Perempuan NTT dalam Pandangan Santi Sima Leda, Penulis Feminis asal Maumere
KUPANG, TOP News NTT ■■ Jelang hari Perempuan Internasional yang jatuh pada 8 Maret, media ini meminta pendapat ibu Maria Santisima Leda-Gama,S.Pd,M.Pd, seorang Penulis dan Pemerhati isue perempuan dan anak, yang cukup dikenal kalangan pemerhati perempuan dan anak. Santi punya pandangan istimewa tentang perempuan NTT dan perempuan pada umumnya. “Saya hampir 12 tahun giat menulis dan mengamati isue perempuan dan anak. Sejak saya kuliah jenjang magister di Yogyakarta mulai fokus menulis tentang isue perempuan dan anak nasional. Bagi saya perempuan itu adalah sumber kehidupan.” Ujarnya awali wawancara kami.
Dalam pandangan Santi yang sudah menggeluti dunia pena selama 12 tahun dan hasilkan 4 buah buku dan aktif menulis terkait isue-isue perempuan dan anak, mereka adalah aset bangsa. Pandangan inilah yang masih membuatnya bertahan menulis dan sering diundang menjadi pembicara isue perempuan dan anak tingkat daerah dan nasional.
“Bagi saya perempuan adalah sosok yang sangat istimewa karena rahimnya merupakan sumber kehidupan. Sebab, dari perempuanlah lahir keturunan manusia di dunia dan selain itu memiliki kodrat yang belum dapat tergantikan oleh kaum laki-laki yakni mengandung, melahirkan dan menyusui hanya perempuan diberi peran istimewa itu. Ada pun kemampuan lainnya yakni multifungsi untuk melakukan tanggung jawab yang seharusnya dilakukan laki-laki bisa juga dilakukan perempuan. Dalam banyak bidang pekerjaan perempuan juga diberi ruang masuk untuk menunjukkan kemampuan mereka. Intinya sudah banyak kontribusi perempuan dalam jalannya roda pemerintahan, pembangunan dan sektor lain.” Ujarnya tegas.
Khusus perempuan NTT, Santi memiliki penilaian dan pendapat khusus : “Perempuan NTT adalah sosok perempuan yang kokoh. Karena sesuai kondisi geografisnya sudah membentuk karakter perempuan NTT menjadi tangguh, bukan lemah. Namun, harus diakui bahwa masih banyak juga perempuan NTT yang belum mampu menggali potensi diri karena kurangnya rasa percaya diri dan dukungan keluarga dan lingkungan. Bentuk dukungan dan dorongan dari orang-orang disekitarnya terutama keluarga sangat dibutuhkan untuk bisa menggali potensi diri dan berani tampil di publik.” Demikian Ia berpendapat.

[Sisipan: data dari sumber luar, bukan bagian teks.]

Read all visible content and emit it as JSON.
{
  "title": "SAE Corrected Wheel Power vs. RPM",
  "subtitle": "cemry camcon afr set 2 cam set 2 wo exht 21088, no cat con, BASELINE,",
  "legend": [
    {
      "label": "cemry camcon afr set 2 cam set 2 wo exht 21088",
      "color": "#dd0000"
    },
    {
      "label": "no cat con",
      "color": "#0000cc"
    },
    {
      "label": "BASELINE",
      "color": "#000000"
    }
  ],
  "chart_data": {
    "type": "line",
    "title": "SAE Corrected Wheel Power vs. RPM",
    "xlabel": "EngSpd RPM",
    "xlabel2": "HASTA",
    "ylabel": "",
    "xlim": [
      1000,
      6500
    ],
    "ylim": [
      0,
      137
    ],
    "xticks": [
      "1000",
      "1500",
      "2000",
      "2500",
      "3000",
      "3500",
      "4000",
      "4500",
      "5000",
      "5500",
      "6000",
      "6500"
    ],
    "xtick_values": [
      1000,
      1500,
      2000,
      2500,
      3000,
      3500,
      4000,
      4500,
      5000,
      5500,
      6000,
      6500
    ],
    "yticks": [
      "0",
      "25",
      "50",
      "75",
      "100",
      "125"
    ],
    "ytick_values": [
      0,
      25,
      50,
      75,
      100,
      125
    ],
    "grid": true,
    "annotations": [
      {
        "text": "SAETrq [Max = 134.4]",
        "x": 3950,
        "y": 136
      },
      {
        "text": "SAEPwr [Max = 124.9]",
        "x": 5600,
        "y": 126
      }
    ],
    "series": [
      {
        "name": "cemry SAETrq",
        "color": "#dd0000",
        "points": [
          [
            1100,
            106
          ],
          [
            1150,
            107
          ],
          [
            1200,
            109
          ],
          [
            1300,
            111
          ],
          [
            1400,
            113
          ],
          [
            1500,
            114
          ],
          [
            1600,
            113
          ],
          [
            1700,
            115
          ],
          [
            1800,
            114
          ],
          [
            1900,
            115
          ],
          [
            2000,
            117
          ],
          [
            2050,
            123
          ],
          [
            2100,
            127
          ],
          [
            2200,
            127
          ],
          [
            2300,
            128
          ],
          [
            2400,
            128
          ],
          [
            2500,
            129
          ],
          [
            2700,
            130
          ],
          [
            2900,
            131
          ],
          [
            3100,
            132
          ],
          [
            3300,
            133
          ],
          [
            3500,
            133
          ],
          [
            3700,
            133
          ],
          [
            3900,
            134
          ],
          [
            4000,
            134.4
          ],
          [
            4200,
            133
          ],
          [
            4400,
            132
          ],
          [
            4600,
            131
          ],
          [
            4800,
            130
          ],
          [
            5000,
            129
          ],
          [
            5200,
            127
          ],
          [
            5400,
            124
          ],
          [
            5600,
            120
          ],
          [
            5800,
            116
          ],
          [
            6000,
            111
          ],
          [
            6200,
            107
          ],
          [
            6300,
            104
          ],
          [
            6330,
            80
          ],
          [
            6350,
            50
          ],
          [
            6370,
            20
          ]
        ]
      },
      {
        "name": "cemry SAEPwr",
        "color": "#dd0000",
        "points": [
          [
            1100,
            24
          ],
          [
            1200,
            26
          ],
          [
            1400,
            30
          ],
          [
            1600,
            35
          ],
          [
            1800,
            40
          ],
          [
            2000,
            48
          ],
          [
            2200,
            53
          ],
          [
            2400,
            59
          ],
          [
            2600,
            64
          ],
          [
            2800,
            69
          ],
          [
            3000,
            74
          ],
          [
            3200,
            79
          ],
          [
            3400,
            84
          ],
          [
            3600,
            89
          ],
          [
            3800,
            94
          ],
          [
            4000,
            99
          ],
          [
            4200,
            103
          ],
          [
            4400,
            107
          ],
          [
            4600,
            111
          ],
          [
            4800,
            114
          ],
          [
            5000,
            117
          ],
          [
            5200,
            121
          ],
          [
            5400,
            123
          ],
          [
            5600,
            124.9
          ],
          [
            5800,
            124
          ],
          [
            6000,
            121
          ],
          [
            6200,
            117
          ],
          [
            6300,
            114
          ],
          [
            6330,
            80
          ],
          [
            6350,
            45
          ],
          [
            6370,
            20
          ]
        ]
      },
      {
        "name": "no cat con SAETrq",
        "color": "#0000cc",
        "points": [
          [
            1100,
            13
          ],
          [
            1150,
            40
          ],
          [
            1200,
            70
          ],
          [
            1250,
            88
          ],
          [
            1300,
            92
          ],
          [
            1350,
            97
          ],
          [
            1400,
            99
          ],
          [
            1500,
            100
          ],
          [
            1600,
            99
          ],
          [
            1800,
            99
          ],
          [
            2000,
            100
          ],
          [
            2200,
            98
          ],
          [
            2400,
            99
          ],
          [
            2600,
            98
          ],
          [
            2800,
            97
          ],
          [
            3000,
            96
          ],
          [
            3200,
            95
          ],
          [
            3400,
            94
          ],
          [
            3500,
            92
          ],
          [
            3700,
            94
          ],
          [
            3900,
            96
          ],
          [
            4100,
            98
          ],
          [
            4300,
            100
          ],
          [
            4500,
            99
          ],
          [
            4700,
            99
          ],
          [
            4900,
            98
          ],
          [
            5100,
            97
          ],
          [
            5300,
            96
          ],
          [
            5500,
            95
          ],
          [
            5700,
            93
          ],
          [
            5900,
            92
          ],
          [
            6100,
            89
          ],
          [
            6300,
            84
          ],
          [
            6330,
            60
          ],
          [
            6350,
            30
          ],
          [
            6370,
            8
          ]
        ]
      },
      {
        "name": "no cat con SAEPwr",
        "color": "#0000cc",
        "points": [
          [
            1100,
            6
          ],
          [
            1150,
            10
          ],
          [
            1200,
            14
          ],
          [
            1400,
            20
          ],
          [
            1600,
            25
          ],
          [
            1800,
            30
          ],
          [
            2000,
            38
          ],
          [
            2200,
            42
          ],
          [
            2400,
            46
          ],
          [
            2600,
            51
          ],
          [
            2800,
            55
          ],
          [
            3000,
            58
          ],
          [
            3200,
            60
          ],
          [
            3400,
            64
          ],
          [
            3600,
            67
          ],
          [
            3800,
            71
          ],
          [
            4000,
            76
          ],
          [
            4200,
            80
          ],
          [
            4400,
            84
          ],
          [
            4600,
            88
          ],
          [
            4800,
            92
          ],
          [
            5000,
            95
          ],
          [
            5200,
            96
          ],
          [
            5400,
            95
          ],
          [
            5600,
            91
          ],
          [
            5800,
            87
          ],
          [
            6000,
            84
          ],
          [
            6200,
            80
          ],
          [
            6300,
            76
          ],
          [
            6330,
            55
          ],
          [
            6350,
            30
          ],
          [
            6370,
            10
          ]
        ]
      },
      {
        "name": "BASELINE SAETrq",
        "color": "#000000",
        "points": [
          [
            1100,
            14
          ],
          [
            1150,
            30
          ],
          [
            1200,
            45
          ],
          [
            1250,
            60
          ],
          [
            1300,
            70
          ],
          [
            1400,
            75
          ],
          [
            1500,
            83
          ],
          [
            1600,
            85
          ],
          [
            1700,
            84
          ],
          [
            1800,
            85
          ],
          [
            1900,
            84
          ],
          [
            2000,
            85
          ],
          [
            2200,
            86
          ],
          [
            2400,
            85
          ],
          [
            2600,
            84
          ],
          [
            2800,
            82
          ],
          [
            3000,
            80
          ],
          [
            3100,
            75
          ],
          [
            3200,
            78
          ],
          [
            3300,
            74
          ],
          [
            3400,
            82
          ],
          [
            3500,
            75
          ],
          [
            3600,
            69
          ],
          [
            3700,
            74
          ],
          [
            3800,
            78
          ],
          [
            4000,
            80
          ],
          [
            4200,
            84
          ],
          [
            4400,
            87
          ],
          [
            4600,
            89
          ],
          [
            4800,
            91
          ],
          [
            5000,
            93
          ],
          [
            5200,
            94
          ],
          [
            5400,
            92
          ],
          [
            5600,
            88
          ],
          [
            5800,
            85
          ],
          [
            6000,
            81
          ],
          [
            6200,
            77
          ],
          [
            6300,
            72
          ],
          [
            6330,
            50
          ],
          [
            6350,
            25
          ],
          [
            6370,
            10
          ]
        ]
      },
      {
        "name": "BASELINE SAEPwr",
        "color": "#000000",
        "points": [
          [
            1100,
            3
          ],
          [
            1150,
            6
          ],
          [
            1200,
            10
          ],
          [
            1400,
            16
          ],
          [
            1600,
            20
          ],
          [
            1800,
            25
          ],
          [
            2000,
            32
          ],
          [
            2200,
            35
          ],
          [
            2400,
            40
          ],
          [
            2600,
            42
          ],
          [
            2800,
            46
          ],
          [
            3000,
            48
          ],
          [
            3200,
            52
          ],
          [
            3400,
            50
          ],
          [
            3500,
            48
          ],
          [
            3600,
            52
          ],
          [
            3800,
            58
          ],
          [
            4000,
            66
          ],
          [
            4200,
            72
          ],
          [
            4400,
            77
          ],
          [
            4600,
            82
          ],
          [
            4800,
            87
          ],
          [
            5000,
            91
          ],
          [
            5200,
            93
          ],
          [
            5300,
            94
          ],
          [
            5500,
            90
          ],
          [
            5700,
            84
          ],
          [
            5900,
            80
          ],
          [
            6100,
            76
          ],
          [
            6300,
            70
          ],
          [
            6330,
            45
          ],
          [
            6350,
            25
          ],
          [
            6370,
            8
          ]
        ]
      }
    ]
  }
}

Santi yang memiliki nama pena Santisima Gama bersyukur dalam perjalanan hidupnya mendapat dukungan keluarga terutama almarhum papanya. Seperti satu persatu mimpinya terwujud. “Saya adalah “seorang pemimpi” dan setiap hal yang menjadi mimpi-mimpi saya tanamkan dan doakan yang dengan dukungan keluarga saya menggapai satu-satu mimpi besar saya hingga saat ini lewat dunia menulis. Bahkan saya berhasil menempuh kuliah S1 dan S2 dari hasil menulis karya opini dan buku. Ini benar-benar nyata sebuah perjuangan tanpa putus asa”. Cerita Santi tersenyum bangga.
Santi merasa prihatin masih ada perempuan NTT yang belum tergali potensi dirinya karena kurangnya percaya diri dan dukungan keluarga dan lingkungan. Masih banyak yang menjatuhkan image diri sendiri bahwa sebagai perempuan yang lemah, hanya sebagai ibu rumah tangga dan sering terkena dampak KDRT. Self confidensce-nya itu yang belum nampak.
“Itulah yang membuat saya tergigit untuk tetap berada dalam jalur ini sebagai penulis feminis yang ingin terus bersuara untuk hak-hak kaum perempuan di NTT. Tujuannya untuk dapat membantu mengangkat isue perempuan dan anak, mencari solusi tepat mengurangi dampak negatif pada kehidupan kaum perempuan. Intinya harus ada dukungan keluarga dan sahabat yang bisa memberi dorongan dan memegang tangan kaum perempuan untuk maju.” Tandasnya.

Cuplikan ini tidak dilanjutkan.